La deuxième proposition. Les scénarios peuvent être lus à l'avance, mais je trouve que cela est plus perturbant qu'autre chose, avec une histoire aussi remplie de rebondissements et de surprises inattendues. Ça ne m'aide pas d'être trop en avance sur ce que l'on filme. Parce qu'alors, je me dis que j'ai déjà vu ou rencontré ce personnage. Et non, c'est dans l'épisode suivant qu'on se rencontre. À ce stade, j'ai seulement entendu parler de lui. C'est avec ce genre de choses qu'on peut être perturbé. Walt ignore ce qui va lui arriver dans l'heure qui arrive, encore moins dans un jour, un semaine ou un mois. Avec cela en tête, je suis plus à l'aise avec la surprise, sachant seulement ce que le personnage sait, semaine après semaine.

"Tout commence par la lecture d'un scénario. [...] Quand l'écriture est bonne, il y a une chance que le résultat soit bon."

Bryan Cranston à Collider.com
On a parlé de mini-épisodes avant la saison 4. Est-ce toujours d'actualité ? Les avez-vous filmés ?

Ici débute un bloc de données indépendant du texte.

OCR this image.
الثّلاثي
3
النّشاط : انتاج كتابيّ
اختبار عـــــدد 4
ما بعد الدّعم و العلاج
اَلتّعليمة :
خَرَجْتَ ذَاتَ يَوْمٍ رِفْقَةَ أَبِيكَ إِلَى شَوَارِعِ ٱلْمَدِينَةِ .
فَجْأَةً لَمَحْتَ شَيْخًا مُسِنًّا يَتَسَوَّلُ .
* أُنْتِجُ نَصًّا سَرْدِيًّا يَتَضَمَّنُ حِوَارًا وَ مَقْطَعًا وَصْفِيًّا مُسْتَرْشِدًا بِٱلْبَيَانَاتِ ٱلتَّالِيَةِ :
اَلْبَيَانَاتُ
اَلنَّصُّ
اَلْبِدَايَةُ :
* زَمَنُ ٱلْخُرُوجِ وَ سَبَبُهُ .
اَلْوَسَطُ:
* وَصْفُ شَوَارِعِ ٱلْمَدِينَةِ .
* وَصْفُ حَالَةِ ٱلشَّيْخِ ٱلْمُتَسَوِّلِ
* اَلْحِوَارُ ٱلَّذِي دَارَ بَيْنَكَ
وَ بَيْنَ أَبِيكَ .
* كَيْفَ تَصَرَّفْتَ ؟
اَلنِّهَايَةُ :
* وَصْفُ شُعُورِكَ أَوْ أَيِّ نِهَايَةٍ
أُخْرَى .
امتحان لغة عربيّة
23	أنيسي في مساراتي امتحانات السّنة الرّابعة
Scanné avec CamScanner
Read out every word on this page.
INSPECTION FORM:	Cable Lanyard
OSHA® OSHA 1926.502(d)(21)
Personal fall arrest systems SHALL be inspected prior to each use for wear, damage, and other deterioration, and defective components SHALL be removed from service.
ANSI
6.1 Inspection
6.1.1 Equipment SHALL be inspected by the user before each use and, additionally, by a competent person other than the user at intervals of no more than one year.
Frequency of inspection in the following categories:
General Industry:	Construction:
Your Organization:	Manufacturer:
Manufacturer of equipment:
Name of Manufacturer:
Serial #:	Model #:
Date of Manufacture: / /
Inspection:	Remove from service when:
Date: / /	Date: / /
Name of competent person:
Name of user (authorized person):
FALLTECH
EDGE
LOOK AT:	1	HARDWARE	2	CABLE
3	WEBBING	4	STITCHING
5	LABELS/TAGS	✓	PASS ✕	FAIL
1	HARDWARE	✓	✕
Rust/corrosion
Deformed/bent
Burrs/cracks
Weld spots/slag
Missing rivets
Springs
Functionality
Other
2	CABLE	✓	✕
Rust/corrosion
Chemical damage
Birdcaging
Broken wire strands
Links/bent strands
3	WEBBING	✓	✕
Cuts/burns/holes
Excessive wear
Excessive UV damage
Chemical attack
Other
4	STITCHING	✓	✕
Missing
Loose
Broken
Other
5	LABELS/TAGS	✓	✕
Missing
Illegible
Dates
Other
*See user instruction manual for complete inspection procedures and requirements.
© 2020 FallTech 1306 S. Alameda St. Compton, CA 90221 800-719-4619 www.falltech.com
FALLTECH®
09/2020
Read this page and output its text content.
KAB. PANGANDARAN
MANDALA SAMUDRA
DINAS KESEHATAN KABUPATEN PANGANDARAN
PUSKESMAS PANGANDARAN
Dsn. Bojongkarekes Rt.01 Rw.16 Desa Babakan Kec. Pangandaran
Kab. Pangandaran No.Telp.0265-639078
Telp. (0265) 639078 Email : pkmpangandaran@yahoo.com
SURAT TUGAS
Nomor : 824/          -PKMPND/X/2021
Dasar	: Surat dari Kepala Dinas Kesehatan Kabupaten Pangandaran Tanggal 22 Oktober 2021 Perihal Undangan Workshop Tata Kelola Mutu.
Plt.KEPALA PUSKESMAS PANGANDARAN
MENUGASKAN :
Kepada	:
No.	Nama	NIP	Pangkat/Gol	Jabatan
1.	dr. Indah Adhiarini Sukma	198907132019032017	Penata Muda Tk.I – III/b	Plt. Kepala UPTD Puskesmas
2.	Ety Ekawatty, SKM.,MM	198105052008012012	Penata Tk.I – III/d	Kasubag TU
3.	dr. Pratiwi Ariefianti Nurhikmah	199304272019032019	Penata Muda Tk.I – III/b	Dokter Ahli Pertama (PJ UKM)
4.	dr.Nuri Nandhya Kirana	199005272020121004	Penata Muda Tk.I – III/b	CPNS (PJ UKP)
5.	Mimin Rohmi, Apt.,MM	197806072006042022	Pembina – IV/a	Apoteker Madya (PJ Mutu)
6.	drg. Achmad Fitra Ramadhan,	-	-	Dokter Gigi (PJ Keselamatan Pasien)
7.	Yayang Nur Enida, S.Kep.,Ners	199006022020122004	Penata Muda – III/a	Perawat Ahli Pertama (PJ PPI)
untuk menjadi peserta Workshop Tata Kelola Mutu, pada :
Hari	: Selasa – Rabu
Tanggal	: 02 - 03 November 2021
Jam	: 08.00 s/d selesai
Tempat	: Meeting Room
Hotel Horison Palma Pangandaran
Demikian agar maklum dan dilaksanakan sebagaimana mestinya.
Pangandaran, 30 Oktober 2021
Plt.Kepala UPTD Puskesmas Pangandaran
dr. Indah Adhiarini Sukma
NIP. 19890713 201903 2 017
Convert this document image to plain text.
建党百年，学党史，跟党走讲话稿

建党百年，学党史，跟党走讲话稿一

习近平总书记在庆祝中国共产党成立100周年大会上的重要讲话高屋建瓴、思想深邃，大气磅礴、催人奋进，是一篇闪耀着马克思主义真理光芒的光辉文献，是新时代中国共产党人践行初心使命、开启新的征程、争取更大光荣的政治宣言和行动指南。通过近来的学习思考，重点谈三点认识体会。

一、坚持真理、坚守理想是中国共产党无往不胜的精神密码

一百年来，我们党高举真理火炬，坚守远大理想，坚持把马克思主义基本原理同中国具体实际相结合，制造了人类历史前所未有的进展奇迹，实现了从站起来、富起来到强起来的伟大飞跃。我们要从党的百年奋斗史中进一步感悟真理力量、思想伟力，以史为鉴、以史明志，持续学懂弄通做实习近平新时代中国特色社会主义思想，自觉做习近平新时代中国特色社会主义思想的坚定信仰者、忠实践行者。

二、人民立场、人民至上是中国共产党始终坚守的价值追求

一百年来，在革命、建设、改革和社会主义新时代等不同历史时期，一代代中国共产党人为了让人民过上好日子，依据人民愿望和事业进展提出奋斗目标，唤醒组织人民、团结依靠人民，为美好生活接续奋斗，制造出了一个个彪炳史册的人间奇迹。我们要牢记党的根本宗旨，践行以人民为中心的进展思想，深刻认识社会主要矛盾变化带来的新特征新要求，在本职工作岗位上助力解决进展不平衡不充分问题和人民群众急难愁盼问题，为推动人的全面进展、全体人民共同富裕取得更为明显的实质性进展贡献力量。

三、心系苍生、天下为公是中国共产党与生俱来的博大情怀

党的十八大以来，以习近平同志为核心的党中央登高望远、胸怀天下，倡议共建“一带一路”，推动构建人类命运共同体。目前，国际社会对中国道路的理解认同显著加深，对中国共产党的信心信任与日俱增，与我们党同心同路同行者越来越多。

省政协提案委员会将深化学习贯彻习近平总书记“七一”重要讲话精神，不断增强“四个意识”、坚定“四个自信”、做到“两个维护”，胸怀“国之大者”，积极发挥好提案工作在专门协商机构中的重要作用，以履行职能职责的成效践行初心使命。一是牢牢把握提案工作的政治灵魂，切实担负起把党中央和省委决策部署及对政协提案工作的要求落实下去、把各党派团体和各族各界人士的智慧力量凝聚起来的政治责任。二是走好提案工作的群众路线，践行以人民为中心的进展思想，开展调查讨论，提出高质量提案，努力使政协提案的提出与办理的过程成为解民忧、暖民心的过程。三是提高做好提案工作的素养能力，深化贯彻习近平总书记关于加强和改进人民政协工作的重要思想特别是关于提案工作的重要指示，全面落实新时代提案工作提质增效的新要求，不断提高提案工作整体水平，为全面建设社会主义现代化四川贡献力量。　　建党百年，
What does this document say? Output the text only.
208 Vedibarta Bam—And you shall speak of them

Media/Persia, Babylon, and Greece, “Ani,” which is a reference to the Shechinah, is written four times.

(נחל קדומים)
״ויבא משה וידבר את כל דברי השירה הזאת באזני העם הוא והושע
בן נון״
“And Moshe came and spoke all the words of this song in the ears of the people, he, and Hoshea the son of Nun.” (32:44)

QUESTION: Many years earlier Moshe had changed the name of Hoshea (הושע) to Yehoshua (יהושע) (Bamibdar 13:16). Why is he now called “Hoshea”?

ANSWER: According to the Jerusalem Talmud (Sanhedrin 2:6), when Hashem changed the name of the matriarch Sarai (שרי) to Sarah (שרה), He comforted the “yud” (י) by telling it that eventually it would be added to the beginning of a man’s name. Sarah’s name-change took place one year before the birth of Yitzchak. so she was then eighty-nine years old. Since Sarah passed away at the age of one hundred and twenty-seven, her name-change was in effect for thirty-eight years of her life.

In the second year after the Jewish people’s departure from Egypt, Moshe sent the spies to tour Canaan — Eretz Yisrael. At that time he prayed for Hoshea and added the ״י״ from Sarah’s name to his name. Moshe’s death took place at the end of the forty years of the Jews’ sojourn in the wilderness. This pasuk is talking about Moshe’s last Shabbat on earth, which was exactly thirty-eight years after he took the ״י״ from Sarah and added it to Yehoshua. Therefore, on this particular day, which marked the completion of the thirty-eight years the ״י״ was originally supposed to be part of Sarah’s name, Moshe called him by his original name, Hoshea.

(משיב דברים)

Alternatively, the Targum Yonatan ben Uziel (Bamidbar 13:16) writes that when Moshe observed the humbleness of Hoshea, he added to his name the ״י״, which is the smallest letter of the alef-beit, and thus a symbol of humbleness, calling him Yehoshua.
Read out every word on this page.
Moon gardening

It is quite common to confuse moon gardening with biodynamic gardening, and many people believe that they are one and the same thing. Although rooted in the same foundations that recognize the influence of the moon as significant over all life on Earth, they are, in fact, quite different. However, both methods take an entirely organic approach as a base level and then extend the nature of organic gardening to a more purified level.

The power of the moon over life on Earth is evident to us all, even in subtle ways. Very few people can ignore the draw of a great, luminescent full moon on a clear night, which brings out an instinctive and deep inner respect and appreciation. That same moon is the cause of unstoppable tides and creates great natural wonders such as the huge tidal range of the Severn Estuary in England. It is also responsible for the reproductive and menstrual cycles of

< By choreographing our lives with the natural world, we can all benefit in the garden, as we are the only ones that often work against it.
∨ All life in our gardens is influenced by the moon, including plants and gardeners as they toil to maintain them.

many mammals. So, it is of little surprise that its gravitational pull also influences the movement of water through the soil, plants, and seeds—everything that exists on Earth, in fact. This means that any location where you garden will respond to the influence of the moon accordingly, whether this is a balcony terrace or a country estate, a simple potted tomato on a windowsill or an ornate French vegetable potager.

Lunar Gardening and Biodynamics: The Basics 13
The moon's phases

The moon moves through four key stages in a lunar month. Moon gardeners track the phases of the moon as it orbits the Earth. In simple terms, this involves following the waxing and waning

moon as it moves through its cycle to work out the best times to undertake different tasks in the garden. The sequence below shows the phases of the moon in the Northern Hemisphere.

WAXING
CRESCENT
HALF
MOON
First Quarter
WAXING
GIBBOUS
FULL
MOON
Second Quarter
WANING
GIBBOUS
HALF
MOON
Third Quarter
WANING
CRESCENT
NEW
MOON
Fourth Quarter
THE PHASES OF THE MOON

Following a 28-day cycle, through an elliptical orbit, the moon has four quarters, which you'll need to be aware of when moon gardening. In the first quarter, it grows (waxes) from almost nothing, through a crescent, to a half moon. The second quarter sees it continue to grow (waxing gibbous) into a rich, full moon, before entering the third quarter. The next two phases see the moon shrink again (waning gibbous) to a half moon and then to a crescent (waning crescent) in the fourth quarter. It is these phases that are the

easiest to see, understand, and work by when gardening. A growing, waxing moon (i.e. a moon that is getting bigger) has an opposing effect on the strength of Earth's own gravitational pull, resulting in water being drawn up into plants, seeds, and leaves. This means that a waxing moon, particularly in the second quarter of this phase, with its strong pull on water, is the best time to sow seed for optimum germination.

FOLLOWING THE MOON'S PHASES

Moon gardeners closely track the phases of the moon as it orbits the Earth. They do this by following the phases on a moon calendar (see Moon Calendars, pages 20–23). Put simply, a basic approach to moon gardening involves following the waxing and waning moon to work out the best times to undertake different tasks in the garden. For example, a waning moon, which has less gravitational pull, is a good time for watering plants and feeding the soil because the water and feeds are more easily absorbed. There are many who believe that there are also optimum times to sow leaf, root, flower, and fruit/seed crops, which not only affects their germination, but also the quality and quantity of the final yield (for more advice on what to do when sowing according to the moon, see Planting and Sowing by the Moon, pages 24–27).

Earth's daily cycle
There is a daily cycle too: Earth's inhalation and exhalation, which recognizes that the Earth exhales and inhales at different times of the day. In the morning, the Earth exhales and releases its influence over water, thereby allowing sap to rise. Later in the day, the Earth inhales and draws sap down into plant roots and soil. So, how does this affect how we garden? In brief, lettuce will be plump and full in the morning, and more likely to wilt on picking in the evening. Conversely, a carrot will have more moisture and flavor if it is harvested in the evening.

Non. C'était ma grande gueule qui disait souvent ça l'année dernière, quand on me disait : "Il va y avoir une longue attente entre les saisons." Et moi, je répondais : "Oui, ça serait super de faire des mini-épisodes." J'ai présenté cette idée à Vince et à Sony et tout le monde semblait l'apprécier. Alors quand les gens me demandaient, je disais qu'on ferait ça. Je pensais que l'idée ait plu voulait dire qu'on avait le feu vert. Vous savez, j'aime les Maserati. Est-ce que je vais en avoir une pour autant ? Non. J'ai appris une leçon, on a dû se rétracter après. C'était une simple idée que tout le monde appréciait. Mais c'était dur pour les scénaristes qui voulaient les écrire et en avoir la charge de ce qui s'y passait. Ils sont tellement impliqués dans l'histoire initiale qu'ils ne pouvaient pas faire une pause et porter leur attention sur ce concept de minisodes. Aujourd'hui, en prévoyant les choses plus en amont, on pourrait peut-être en réaliser, mais ce n'est peut-être plus nécessaire. On verra.
Vous avez eu un petit rôle dans La défense Lincoln, un film très sous-estimé. Quand vous avez rejoint le projet, saviez-vous que le film serait aussi bon ?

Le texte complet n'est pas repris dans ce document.